Pese a los ataques que el partido está recibiendo en los últimos días, José Manuel Villegas sostiene que el futuro sigue pasando por un Gobierno conjunto con Partido Popular y PSOE. Quien no se adapte a pactar, sostiene, acabará siendo residual.

A José Manuel Villegas se le nota la satisfacción cuando habla del acuerdo que fue capaz de fraguar con el PSOE, la del trabajo bien hecho. No dio a luz un Gobierno, pero está convencido de que abrió un nuevo tiempo en la política española. Cordial y cercano en el trato, recupera una seriedad reflexiva en cuanto empieza la entrevista.

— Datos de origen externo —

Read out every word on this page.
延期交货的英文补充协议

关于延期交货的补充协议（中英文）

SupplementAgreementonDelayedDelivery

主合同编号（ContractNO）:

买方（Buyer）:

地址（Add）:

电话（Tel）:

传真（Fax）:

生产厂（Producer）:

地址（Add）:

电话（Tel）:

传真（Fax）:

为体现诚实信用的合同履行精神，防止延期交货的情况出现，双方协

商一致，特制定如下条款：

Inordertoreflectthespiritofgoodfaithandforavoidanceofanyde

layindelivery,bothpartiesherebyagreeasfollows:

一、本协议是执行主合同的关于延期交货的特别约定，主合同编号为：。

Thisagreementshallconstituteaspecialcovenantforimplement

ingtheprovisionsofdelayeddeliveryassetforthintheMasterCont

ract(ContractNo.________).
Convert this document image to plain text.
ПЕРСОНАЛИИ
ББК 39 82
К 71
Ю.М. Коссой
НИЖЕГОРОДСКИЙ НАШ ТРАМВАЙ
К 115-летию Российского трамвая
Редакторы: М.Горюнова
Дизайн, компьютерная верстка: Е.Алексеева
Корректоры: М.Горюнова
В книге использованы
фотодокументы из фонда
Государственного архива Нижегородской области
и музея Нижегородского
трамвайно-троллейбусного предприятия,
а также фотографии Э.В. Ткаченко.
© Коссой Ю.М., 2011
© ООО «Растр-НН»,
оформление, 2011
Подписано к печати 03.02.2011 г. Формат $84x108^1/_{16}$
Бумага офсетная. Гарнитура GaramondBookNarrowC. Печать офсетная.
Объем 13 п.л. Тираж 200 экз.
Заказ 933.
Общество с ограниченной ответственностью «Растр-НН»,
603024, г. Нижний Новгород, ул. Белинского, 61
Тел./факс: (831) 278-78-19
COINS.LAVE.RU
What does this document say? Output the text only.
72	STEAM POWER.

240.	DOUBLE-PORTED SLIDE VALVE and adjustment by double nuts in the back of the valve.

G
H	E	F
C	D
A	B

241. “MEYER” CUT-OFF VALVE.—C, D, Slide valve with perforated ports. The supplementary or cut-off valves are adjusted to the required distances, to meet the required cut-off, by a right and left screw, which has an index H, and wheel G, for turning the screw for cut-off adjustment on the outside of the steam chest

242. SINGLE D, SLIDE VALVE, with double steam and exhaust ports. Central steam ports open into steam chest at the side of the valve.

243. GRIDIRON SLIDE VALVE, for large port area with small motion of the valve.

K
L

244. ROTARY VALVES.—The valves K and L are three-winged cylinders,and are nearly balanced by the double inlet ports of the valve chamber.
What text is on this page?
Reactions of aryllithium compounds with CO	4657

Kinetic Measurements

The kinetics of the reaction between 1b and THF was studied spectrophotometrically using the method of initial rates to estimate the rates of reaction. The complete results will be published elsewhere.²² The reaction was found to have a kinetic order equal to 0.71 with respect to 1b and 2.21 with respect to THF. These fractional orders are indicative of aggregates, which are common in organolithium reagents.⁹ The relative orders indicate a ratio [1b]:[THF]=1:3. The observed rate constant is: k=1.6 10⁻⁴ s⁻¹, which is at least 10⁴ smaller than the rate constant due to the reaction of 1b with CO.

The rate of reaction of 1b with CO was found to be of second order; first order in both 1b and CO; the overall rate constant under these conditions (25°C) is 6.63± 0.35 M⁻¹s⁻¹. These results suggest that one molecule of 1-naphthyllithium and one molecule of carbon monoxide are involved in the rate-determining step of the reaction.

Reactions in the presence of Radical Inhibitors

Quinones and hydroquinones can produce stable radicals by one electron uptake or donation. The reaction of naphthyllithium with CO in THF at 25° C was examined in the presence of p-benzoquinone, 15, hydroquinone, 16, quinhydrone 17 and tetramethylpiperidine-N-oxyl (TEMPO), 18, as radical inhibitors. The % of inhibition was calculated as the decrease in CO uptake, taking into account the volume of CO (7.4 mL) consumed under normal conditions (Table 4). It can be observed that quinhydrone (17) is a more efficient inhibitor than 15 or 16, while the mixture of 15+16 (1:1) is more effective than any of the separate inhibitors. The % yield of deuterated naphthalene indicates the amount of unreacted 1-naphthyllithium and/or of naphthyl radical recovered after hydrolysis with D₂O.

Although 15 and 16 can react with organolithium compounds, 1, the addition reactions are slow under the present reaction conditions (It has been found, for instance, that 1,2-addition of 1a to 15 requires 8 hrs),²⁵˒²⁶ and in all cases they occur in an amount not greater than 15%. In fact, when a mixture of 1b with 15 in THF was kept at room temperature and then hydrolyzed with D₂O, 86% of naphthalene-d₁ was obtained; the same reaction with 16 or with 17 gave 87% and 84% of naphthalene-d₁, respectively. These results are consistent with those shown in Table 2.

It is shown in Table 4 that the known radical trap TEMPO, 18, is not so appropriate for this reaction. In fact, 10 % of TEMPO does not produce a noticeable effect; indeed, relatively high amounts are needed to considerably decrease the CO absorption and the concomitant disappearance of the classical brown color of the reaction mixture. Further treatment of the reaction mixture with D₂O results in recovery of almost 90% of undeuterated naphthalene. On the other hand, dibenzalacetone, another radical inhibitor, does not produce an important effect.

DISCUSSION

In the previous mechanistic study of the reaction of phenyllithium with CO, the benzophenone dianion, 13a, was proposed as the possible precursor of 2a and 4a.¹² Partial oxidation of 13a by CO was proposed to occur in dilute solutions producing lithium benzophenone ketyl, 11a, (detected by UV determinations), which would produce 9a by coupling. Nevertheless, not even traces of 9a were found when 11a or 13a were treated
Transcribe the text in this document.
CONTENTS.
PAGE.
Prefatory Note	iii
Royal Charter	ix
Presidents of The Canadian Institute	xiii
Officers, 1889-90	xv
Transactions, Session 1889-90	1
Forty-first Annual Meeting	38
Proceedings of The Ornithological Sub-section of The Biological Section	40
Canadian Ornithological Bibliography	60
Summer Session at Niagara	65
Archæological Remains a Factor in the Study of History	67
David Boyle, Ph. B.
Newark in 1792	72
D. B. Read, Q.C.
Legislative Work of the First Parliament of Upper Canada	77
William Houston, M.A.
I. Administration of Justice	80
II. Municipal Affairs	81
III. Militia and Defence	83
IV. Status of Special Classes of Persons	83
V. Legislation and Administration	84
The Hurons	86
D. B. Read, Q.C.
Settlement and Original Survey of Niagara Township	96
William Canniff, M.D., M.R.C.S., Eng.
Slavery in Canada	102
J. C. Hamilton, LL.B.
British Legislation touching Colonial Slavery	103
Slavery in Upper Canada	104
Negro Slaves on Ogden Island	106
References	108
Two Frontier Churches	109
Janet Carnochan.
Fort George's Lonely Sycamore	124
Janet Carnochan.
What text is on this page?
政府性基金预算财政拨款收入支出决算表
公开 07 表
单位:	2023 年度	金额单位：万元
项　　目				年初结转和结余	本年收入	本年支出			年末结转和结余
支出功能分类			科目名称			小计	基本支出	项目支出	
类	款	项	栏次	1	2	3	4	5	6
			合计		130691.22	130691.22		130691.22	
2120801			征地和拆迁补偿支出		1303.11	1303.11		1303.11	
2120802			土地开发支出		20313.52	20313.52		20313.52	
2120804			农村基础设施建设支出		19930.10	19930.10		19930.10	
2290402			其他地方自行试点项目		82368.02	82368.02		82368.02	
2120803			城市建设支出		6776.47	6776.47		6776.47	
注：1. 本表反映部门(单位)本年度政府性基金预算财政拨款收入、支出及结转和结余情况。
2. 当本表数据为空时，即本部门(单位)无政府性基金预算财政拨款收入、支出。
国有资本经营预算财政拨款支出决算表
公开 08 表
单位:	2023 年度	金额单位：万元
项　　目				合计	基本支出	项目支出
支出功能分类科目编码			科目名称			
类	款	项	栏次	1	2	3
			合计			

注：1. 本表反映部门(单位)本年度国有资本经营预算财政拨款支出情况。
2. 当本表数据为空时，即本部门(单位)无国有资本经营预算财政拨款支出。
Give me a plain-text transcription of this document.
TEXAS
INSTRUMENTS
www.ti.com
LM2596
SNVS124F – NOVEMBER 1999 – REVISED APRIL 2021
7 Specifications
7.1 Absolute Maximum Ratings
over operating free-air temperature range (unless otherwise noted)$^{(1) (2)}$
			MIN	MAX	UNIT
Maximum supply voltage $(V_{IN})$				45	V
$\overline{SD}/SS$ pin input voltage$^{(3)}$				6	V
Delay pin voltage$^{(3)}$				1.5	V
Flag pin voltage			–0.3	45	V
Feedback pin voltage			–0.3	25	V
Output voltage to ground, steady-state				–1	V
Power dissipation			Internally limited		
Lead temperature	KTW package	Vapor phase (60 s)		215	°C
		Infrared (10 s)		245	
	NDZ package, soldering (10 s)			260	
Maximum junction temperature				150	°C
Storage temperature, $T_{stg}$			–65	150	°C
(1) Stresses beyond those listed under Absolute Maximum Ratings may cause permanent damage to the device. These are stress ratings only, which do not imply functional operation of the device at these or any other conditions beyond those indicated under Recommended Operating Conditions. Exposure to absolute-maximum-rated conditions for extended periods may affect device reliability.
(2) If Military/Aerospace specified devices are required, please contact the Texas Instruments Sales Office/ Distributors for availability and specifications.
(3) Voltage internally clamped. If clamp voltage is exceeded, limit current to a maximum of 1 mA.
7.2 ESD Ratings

Todos los partidos reconocen que las nuevas elecciones son un fracaso. ¿Qué parte de culpa asume Ciudadanos?

Efectivamente, es un fracaso de todos, pero las culpas no se pueden repartir por igual. Ha habido partidos que han estado intentando el acuerdo hasta el último momento y que, de hecho, lo hemos conseguido, aunque fuese insuficiente. Otros, en diciembre ya decidieron que preferían nuevas elecciones. Ahora le toca valorarlo a la ciudadanía, no a mí. Elementos de juicio hay.

 

¿En algún momento pensó que habría Gobierno?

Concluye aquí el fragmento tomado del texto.